I stared at her. She didn't work. She had never worked. She was living off what my father had left her. She'd also received a big settlement from the insurance company—they'd paid double because his death had been accidental—and from a lawsuit she had filed against the trucking company. She had gotten some good advice and had invested it so that it would last. We would be okay. There was even enough set aside to pay for my education. But we still had to be careful. Usually when people were partners in a business, they both put something into it. What was my mom planning to put in?

Suddenly it hit me.

“You're not going to lend Gregg money, are you?” I said. “The money we got from Dad is supposed to look after us. You're not going to throw it away on some business Gregg wants to start, are you?”

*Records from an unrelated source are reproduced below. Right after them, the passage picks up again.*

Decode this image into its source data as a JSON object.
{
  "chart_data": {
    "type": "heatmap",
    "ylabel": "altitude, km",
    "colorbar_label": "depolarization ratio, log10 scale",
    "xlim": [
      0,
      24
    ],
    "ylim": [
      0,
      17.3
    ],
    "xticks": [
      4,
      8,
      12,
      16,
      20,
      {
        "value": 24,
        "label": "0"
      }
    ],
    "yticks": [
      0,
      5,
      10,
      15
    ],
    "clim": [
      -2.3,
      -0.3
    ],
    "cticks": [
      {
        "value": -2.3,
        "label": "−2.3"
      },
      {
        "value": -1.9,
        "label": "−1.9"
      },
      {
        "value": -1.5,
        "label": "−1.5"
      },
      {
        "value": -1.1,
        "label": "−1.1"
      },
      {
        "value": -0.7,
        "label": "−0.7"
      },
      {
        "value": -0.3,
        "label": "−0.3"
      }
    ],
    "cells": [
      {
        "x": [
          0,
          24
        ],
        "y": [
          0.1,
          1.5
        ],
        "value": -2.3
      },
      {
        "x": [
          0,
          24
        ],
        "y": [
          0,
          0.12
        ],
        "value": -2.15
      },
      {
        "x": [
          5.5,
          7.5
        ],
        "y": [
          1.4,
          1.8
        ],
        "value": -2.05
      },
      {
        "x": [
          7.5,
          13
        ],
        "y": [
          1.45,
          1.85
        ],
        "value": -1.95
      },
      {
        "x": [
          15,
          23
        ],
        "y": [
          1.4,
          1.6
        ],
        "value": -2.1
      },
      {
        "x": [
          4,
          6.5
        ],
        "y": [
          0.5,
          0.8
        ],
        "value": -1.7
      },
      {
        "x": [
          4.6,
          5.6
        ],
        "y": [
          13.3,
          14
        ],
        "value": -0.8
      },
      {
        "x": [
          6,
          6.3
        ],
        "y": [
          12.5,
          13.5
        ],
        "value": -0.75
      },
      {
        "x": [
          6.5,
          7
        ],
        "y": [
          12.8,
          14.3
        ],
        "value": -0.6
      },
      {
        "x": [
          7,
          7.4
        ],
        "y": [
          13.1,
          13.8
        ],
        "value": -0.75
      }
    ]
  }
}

She didn't answer, but I knew that was exactly what she was planning to do.

“No way,” I said. “No way.”

“Stephanie, please. I need you to be okay with this. I need you to say that it's okay with you if Gregg and I get married.”

“It's not okay,” I said. “And I have rights too. If you try to use that money for Gregg's business, I'll talk to Martin.” Martin was a friend of my dad's. He was a lawyer. He had handled my dad's affairs. “That money is for us, so that we don't have to worry about anything. It isn't for Gregg.”

“Stephanie—”

I walked out on her and slammed the door as loudly as I could, but even still, I heard her yell, “You're impossible.”

I
was impossible?
She
was impossible. I told myself I hated her.

That was then.

Now I would do anything to see her again. Anything. I would even put up with Gregg. He wasn't so bad. He made my mom happy, and I guess that was something. He'd even tried to talk to me one time. He'd sat down on the couch while I was watching tv and he'd said, “I know I could never replace your dad, and I don't want to, Steph. But you and me can be friends, right? I mean, we both care about the same thing. We both care about your mom.”

Of course I hadn't even looked at him, much less answered him. But he had tried. He really had. And maybe my mom was right—maybe he was smart in his own way. Just because he wasn't a success now didn't mean he couldn't make a go of it. Maybe he just needed a break. Maybe my mom was that break. She sure seemed to believe in him. Tears dribbled down my cheeks as I huddled under my ratty old blanket. I wanted to go home. I wanted to
be
home. I would have given anything to have been tucked in my own bed in my own room in my own house. But what if that never happened? What if I never got home? I started to sob.